Acquisition reflects continued growth in electricity business

Centrica plc today announced that Goldfish Bank Ltd has reached agreement to sell to Lloyds TSB for cash the Goldfish credit card, personal loan business and associated business assets for a premium of £112.5m or around 14% of net credit card receivables as at 30 June, 2003. The transaction also includes the Goldfish brand and loyalty programme.

Centrica and Lloyds TSB have economic interests of 70 per cent and 30 per cent respectively in Goldfish Bank. The consideration will ultimately be distributed on a pro rata basis to Centrica and Lloyds TSB following an orderly closure of the bank’s activities.
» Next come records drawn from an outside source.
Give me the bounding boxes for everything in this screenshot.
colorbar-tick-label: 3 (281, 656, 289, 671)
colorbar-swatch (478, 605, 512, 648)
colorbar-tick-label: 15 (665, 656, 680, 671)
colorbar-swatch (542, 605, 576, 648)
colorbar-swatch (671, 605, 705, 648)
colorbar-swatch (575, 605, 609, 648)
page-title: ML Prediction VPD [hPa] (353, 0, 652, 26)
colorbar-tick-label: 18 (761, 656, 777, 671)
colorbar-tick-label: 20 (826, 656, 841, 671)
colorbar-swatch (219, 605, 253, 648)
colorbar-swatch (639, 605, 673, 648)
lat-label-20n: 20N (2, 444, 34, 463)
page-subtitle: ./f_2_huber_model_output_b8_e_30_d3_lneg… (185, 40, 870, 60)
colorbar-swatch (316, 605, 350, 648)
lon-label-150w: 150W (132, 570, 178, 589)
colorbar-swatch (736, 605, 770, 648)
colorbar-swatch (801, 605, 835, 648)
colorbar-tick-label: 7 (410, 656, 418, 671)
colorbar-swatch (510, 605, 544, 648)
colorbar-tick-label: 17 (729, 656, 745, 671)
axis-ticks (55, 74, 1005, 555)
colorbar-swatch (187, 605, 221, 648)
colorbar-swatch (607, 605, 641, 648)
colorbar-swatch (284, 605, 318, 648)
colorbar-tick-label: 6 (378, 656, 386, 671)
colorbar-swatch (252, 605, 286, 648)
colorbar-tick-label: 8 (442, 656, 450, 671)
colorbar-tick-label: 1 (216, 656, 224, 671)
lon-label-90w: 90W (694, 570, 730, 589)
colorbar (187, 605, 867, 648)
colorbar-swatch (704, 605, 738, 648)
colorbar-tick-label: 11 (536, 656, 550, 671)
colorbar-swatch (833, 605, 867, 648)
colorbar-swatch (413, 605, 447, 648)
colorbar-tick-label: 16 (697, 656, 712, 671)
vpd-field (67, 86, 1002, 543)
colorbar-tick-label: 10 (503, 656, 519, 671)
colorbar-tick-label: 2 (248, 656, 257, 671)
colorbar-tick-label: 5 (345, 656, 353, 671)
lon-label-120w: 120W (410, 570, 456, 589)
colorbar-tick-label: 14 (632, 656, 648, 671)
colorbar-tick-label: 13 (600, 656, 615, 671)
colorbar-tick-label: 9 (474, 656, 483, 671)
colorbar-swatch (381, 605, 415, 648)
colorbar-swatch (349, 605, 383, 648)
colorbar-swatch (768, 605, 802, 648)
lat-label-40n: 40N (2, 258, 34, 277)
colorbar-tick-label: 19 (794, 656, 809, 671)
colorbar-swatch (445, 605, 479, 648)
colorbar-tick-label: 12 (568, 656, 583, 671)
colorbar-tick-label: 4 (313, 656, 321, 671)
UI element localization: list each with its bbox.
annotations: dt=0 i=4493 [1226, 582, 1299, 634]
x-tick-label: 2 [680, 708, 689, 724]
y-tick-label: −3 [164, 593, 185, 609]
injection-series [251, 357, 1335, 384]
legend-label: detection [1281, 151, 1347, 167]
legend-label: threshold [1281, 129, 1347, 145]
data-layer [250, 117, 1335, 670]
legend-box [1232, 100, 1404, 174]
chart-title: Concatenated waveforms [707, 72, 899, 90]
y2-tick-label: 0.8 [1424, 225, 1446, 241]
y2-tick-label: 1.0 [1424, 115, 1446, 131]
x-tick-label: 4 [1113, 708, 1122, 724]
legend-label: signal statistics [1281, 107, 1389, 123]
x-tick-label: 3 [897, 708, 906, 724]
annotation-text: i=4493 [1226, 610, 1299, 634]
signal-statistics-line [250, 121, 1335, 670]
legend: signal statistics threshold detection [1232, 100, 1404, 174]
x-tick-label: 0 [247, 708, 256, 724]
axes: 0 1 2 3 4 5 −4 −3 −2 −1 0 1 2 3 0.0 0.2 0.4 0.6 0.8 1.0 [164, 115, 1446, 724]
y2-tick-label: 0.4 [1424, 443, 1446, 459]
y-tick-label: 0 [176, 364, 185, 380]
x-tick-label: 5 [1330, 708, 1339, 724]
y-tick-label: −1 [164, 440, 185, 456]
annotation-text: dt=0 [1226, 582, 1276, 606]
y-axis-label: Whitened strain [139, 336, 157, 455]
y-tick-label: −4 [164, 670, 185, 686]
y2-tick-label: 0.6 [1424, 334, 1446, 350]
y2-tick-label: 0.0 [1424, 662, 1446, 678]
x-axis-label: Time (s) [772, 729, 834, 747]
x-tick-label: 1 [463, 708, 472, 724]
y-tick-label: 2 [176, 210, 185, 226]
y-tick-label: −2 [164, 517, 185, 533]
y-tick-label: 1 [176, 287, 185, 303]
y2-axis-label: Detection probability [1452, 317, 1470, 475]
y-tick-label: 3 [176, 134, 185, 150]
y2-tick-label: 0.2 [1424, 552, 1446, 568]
In addition, Goldfish Bank will receive from Lloyds TSB an amount equal to the net book value of the finance receivables as at completion of around £900m, such monies to be applied in repayment of Goldfish Bank’s customer deposits and bank loans.

Centrica believes this agreement will deliver the best long term value for its shareholders. Goldfish remains a sub-scale business operating in an increasingly competitive market and a tight regulatory climate. A sale to Lloyds TSB avoids very significant costs in migrating customers from Goldfish which would have been incurred under a sale to a third party.

The Goldfish credit card and its associated loyalty scheme were originally developed as a customer retention initiative within the group’s energy supply business. Since then, Centrica has retained its position as the UK’s leading household gas supplier and transformed itself into the leading domestic electricity supplier, with an overall household energy market share of around 41 per cent. Goldfish credit card holders will continue to be able to redeem their loyalty points against British Gas bills.

Sir Roy Gardner, Chief Executive of Centrica, said: "Centrica has a rigorous approach to managing its businesses for value. Goldfish has developed into a very strong brand but we believe that the capital investment required to achieve the necessary scale would be better directed towards our core businesses."

The transaction is expected to complete in the fourth quarter of 2003.